Rigorous assessment of palliative care revisited
BMJ 1999; 319 doi: https://doi.org/10.1136/bmj.319.7223.1447 (Published 04 December 1999) Cite this as: BMJ 1999;319:1447Wisdom and compassion are needed when evidence is lacking
General practice p 1472
In 1994 McWhinney and colleagues reported the failure of an attempt to assess a palliative care home support team using a randomised controlled trial.1 Problems included attrition of study subjects because of early death and difficulties with recruitment, consent to randomisation, data collection, and timing of outcome assessment. In an accompanying editorial McQuay and Moore argued that assessment of palliative care packages by randomised trials remained mandatory despite these difficulties.2 Skating around the ethical problems of randomisation, they restated the evidence movement's demand for proof of effectiveness. Five years down the line, are we any further forward?
Smeenk et al reported a systematic review of the effectiveness of home care programmes for patients with incurable cancer in 1998, finding nine prospective controlled studies (five randomised) which they judged methodologically adequate.3 Eight of the nine studies were from the United States; methodological quality was rated as moderate overall; and, though positive influences on various dimensions of outcome were found in a minority of studies, the overall effectiveness of such programmes was thought to remain unclear.
Today the BMJ publishes a further valiant attempt to conduct a satisfactory randomised trial of a home based palliative care service (p 1472).4 The Cambridge Hospital at Home offers up to two weeks of 24 hour nursing care to patients nearing death. The study compared 186 patients randomised to the intervention with 43 controls on the basis of intention to treat. What does it tell us about the feasibility of randomised controlled trials in assessing palliative care, about the effectiveness of this particular intervention, and about the provision of palliative care services in general?
A power calculation indicated the need to recruit 180 patients to each arm of the trial to detect a 15% difference in the main outcome measure, place of death, with a probability of 80%. But the two week limit to the service (a service resource constraint) together with ethical and presentational considerations combined to necessitate a 4 to 1 randomisation ratio and thus reduced the power of the study to show differences. By the time a patient is likely to die within two weeks he or she may well die sooner, and neither the referring doctors nor the providers of the service wished to be placed too often in the position of withdrawing a desirable service before the patient's death.

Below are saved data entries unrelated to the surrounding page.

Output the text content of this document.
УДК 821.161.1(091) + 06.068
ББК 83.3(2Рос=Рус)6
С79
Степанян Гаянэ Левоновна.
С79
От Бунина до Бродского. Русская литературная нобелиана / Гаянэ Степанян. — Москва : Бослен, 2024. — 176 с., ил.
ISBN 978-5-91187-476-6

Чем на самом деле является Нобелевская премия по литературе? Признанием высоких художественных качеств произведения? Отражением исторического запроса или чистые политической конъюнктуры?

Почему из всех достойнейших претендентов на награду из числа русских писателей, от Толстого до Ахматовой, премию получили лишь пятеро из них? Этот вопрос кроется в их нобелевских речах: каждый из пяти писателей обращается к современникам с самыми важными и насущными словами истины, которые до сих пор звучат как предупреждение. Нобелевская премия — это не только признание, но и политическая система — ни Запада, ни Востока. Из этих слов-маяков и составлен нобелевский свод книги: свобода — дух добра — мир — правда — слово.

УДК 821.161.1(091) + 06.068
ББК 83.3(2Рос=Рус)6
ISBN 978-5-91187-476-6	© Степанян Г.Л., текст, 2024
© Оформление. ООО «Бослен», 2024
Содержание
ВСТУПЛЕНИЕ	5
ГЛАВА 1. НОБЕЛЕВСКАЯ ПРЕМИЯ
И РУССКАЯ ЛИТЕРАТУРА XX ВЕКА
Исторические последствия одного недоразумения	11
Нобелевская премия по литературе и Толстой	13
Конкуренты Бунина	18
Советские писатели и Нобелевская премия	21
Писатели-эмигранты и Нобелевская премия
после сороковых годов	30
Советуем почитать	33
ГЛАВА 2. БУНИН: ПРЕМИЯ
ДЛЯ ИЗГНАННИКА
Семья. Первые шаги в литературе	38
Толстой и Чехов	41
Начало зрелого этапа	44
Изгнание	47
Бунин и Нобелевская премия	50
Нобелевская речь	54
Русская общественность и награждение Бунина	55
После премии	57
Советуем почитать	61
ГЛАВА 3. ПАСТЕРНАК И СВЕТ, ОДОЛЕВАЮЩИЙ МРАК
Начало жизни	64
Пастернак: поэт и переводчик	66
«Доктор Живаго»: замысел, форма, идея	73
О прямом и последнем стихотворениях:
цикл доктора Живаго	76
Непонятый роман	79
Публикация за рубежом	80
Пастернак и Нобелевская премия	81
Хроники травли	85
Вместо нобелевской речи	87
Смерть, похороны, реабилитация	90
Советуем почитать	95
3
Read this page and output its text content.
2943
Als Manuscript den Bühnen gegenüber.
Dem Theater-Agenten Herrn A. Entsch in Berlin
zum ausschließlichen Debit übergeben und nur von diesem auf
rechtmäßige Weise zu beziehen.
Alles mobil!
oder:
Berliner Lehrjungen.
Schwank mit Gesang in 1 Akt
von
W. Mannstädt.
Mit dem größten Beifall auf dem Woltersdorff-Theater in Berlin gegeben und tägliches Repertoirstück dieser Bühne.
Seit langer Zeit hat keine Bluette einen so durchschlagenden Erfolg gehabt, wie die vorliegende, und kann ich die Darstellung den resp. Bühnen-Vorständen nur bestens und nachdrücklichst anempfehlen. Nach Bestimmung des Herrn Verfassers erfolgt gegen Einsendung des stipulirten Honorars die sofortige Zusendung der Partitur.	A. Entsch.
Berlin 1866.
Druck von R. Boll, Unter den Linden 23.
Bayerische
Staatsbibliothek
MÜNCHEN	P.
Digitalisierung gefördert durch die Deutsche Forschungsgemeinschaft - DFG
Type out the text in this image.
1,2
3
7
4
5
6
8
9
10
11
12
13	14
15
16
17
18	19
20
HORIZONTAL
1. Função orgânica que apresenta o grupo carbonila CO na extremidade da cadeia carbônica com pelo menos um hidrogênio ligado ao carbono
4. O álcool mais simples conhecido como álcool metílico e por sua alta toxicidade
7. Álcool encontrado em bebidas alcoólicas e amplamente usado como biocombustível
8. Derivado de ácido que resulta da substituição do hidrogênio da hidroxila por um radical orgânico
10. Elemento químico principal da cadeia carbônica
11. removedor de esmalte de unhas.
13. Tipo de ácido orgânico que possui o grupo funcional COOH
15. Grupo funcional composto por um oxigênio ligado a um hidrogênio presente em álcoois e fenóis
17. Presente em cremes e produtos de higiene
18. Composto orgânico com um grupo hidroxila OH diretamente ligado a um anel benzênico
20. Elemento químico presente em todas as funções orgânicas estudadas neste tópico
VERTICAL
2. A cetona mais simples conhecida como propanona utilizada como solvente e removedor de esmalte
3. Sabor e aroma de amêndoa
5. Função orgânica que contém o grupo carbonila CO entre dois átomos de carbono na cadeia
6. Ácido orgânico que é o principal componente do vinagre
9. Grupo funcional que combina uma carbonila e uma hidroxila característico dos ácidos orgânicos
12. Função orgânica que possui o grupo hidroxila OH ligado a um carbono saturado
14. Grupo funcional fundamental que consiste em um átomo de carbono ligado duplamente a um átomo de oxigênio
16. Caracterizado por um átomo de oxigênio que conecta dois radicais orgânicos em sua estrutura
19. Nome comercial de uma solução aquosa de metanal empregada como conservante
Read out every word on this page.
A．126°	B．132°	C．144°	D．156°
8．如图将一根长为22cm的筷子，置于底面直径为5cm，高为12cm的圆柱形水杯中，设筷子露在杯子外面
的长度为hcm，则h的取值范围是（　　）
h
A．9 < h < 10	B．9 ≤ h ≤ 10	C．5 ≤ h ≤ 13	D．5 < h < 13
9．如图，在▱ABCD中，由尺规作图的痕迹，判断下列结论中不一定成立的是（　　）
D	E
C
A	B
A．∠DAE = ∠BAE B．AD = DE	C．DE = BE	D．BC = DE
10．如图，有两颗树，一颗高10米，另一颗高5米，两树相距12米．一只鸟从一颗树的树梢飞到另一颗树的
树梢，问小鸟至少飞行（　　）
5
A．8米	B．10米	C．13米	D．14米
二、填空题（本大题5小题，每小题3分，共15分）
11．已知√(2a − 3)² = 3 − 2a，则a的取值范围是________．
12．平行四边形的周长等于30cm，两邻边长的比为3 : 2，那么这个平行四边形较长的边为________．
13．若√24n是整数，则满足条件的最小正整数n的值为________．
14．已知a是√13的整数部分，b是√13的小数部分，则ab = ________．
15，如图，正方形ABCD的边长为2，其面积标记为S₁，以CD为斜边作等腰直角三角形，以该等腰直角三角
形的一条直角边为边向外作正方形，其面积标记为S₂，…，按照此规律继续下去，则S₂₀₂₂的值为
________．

The demand for this service did not sufficiently exceed its capacity to allow the full number of controls to be recruited. It was considered unacceptable for the service to operate below capacity purely for the purposes of the study.
Fewer patients than intended having been randomised, 39% of the intervention group were admitted to hospital or died before they could receive the intervention. Control patients who did remain at home had access to a range of alternative nursing services unlikely to be equally available in all parts of the United Kingdom. It is not easy to tell how different the intervention programme was. An excellent service offered in addition to a good service has less chance of showing its worth.
Did the study show benefit from the intervention? On an intention to treat analysis there was no difference in the proportion of patients dying at home. Overall there is an impression of a positive effect from the intervention, but the methodological difficulties reduce confidence in the validity of the findings. The findings of a comparison of process measures and the quality of death between intervention and control groups are to be reported elsewhere, but the problem of low study power will still apply and this, together with the possibility of bias due to the unblinded assessment of a desirable service, makes clear conclusions unlikely.
Yet this is a good attempt at a randomised controlled trial of a palliative care service. Most of the methodological objections could have been overcome only by more resources for either the service itself (available longer than two weeks) or the study (longer duration) Resources are scarce, particularly for caring as opposed to curing, and for this service funding was short term and partly contingent on the results of this trial. It is questionable whether services should be asked to prove their worth by methods that cannot properly be achieved within the constraints of the funding made available. The authors of the study briefly suggest some possible alternative modes of assessment in their discussion.
There is an important general question. Can we insist on evidence of effectiveness from randomised controlled trials for support services which are of such evident human desirability as to render their deliberate withholding difficult or unethical? If we want to know whether five years of pill taking for high blood pressure will reduce our risk of stroke we are unwise to rely on our own or our doctor's common sense impression and want evidence from randomised controlled trials. But if our loved one is dying and wishes to die at home, how much evidence do we need that skilled home nursing available round the clock would be a good idea?
For commissioners of care making difficult decisions on resource allocation amid competing priorities will the results of the study we publish today help them decide how best to organise palliative care services? They may note the pointers toward improved outcomes when such a service is provided but also reflect on the difficulties inherent in providing the service on a time limited basis. They may wish to be careful that funding for improving home palliative care along these lines does not come from the same pot as that which pays for the home care services which will carry on if needed when the two weeks is up But in balancing the benefit to be had from this possible intervention compared with others they will have to fall back on wisdom, compassion, and a broad and inclusive conception of the role of health care services in reducing human suffering.